Paper Structure (30 sections, 54 equations, 8 figures)

This paper contains 30 sections, 54 equations, 8 figures.

Figures (8)

  • Figure 1: The different approximations to the FRG equations investigated in this work. The most elaborate scheme (FRG) truncates the flow equations at second order and separates the channels (no inter-channel mixing). The second scheme (rsFRG) reduces the numerical effort by an order of magnitude by only evaluating quantities on a discrete frequency grid of multiples of $\Omega/2$, the replica grid. In between, the quantities are linearly interpolated. Here, $n_f^{(2)}$ defines the maximal Floquet coefficient kept in all flowing quantities. The last and least computationally intensive scheme approximates all quantities as fully static in $\omega$ (sFRG).
  • Figure 2: Renormalization of the time-averaged effective interaction $V$ and the $n=1$ component of the dot level $\varepsilon_{1}$ as a function of $1/\Delta$. As comparison, 2PT and GW results are shown. For the FRG, the three different approximations summarized in Fig. \ref{['fig:FRG approximation table']} are shown with solid, dashed and dotted lines respectively. The sFRG simulation diverges for $1/\Delta\approx \pi$ as in the equilibrium case.

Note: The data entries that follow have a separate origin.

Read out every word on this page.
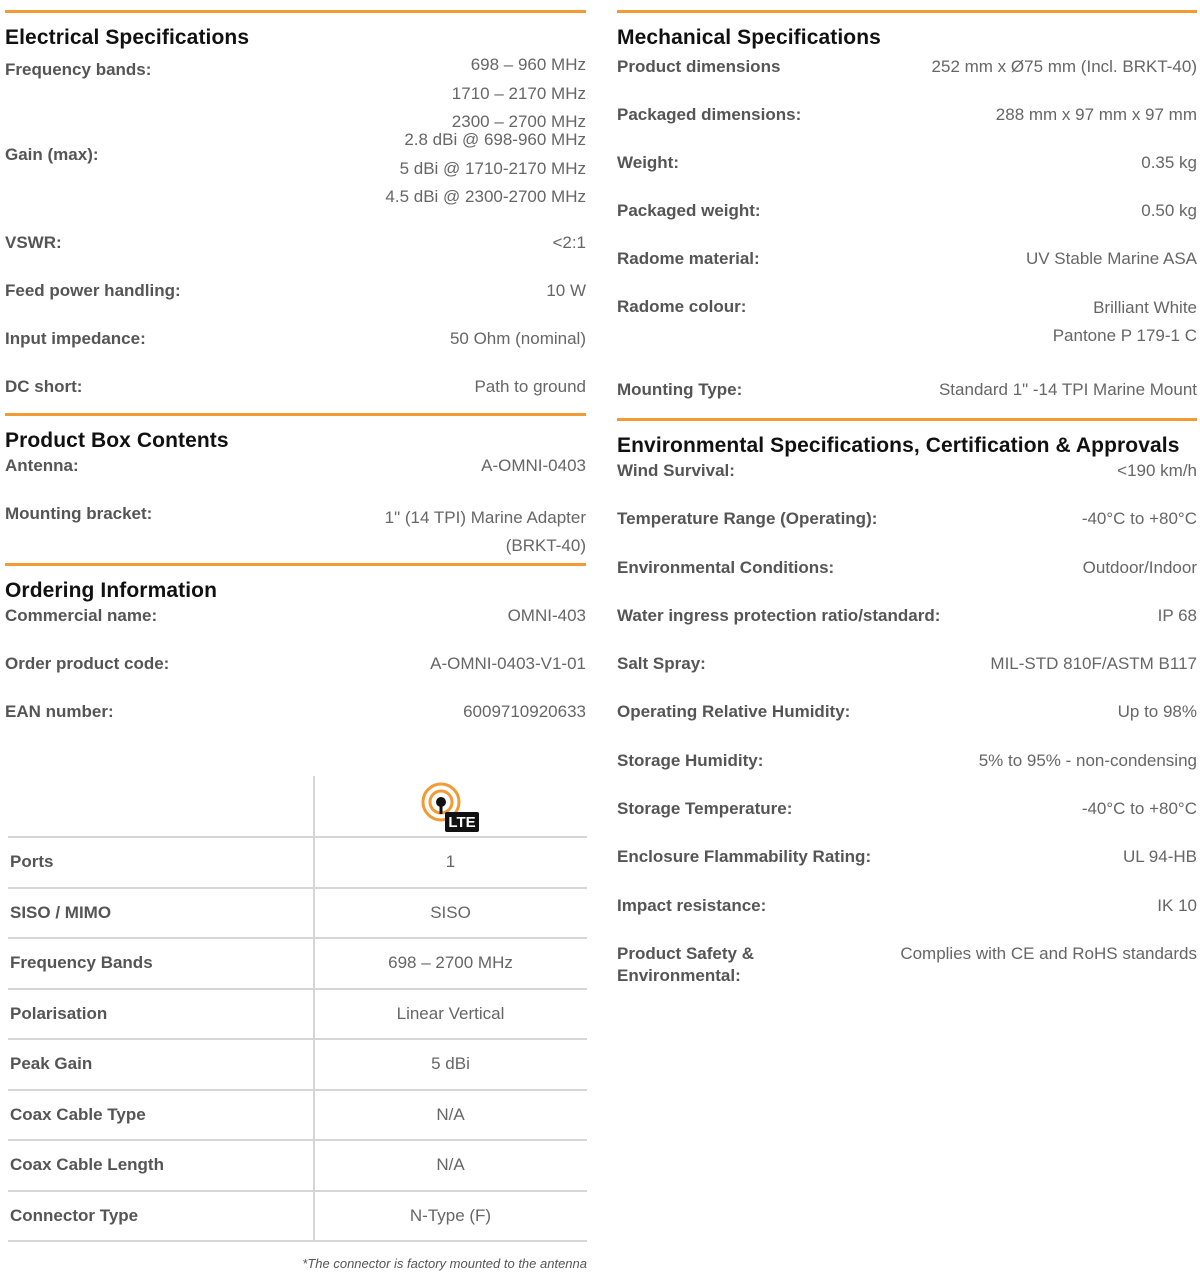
Electrical Specifications
Frequency bands:	698 – 960 MHz
1710 – 2170 MHz
2300 – 2700 MHz
Gain (max):
2.8 dBi @ 698-960 MHz
5 dBi @ 1710-2170 MHz
4.5 dBi @ 2300-2700 MHz
VSWR:	<2:1
Feed power handling:	10 W
Input impedance:	50 Ohm (nominal)
DC short:	Path to ground
Product Box Contents
Antenna:	A-OMNI-0403
Mounting bracket:	1" (14 TPI) Marine Adapter
(BRKT-40)
Ordering Information
Commercial name:	OMNI-403
Order product code:	A-OMNI-0403-V1-01
EAN number:	6009710920633
LTE
Ports	1
SISO / MIMO	SISO
Frequency Bands	698 – 2700 MHz
Polarisation	Linear Vertical
Peak Gain	5 dBi
Coax Cable Type	N/A
Coax Cable Length	N/A
Connector Type	N-Type (F)
*The connector is factory mounted to the antenna
Mechanical Specifications
Product dimensions	252 mm x Ø75 mm (Incl. BRKT-40)
Packaged dimensions:	288 mm x 97 mm x 97 mm
Weight:	0.35 kg
Packaged weight:	0.50 kg
Radome material:	UV Stable Marine ASA
Radome colour:	Brilliant White
Pantone P 179-1 C
Mounting Type:	Standard 1" -14 TPI Marine Mount
Environmental Specifications, Certification & Approvals
Wind Survival:	<190 km/h
Temperature Range (Operating):	-40°C to +80°C
Environmental Conditions:	Outdoor/Indoor
Water ingress protection ratio/standard:	IP 68
Salt Spray:	MIL-STD 810F/ASTM B117
Operating Relative Humidity:	Up to 98%
Storage Humidity:	5% to 95% - non-condensing
Storage Temperature:	-40°C to +80°C
Enclosure Flammability Rating:	UL 94-HB
Impact resistance:	IK 10
Product Safety & Environmental:
Complies with CE and RoHS standards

  • Figure 3: Self-energy and spectral function of the back-gate driven SIAM for different parameters. 2PT, GW, and frequency-dependent FRG results are shown. Panels (a)-(c) show the imaginary part of the time-averaged self-energy. It is negative in all drive-scenarios, i.e., preserves causality. Panels (d)-(f) show the time-averaged spectral function. It is strictly positive for all parameters and can indeed be interpreted as a spectral function. The reservoir temperature is given in units of $\Delta$ as $T_{\mathrm{res}}=0.01\Delta,\; 0.04\Delta,\; 0.06\Delta$ in (a),(d), (b),(e), and (c),(f) respectively.

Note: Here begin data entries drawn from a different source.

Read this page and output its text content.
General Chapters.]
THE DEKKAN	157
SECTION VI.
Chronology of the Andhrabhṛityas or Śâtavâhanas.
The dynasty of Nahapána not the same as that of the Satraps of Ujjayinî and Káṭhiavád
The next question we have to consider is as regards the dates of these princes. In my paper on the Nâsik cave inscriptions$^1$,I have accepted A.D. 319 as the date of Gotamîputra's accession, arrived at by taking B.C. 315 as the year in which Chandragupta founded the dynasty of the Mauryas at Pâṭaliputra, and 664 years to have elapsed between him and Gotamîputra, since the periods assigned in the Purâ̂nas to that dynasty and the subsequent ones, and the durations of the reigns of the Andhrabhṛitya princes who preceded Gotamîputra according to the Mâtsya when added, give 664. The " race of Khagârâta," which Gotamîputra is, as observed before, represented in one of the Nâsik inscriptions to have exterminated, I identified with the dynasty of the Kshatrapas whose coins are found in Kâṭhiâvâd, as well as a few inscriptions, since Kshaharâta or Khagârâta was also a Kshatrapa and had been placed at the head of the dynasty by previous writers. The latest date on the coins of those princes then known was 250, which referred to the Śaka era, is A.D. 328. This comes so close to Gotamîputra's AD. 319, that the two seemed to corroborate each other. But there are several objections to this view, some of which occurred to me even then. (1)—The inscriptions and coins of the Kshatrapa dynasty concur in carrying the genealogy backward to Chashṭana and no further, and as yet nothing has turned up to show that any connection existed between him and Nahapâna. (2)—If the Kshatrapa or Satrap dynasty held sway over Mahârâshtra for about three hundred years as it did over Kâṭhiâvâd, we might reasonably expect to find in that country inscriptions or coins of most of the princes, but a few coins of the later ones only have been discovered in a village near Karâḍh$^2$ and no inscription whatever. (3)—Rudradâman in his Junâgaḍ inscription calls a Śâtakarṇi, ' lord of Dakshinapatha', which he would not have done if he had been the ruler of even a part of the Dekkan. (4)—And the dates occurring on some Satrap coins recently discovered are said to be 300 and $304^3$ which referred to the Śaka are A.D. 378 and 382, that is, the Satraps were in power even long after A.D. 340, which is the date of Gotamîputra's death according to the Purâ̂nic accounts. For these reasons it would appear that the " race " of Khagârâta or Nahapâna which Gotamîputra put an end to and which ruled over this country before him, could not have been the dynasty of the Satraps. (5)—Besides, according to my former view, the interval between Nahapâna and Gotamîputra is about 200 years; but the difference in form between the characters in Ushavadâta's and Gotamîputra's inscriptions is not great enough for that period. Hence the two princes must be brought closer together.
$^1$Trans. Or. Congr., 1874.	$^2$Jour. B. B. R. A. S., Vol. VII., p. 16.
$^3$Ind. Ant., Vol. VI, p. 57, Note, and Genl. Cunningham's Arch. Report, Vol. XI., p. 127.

  • Figure 4: Floquet engineered effective mass by driving the back gate voltage in the SIAM. 2PT, GW and frequency dependent FRG are shown for small ($A/\Delta=0.5$) and large ($A/\Delta=5.0$) drive amplitude. The frequency is set to $\Omega/\Delta=5.0$, which is an intermediate to high drive frequency. The grey dash-dotted line marks the analytically known result for the equilibrium system Zlatic_1983. The reservoir temperature is $T_{\mathrm{res}}=0.05\Delta$, which is still below the Kondo temperature for the shown interaction strengths.
  • Figure 5: Time averaged linear conductance as a function of gate voltage $V_g$ for different interaction strengths at $A /\Delta = \Omega/\Delta=5.0$. The black dashed line marks the position of the first Floquet replica peak in the noninteracting system at $V_g=\Omega$. The green dashed line marks the position of the Floquet replica of the Hubbard band located at $V_g=\Omega + U/2$. The reservoir temperature is set to $T_{\mathrm{res}}=0.05\Delta$.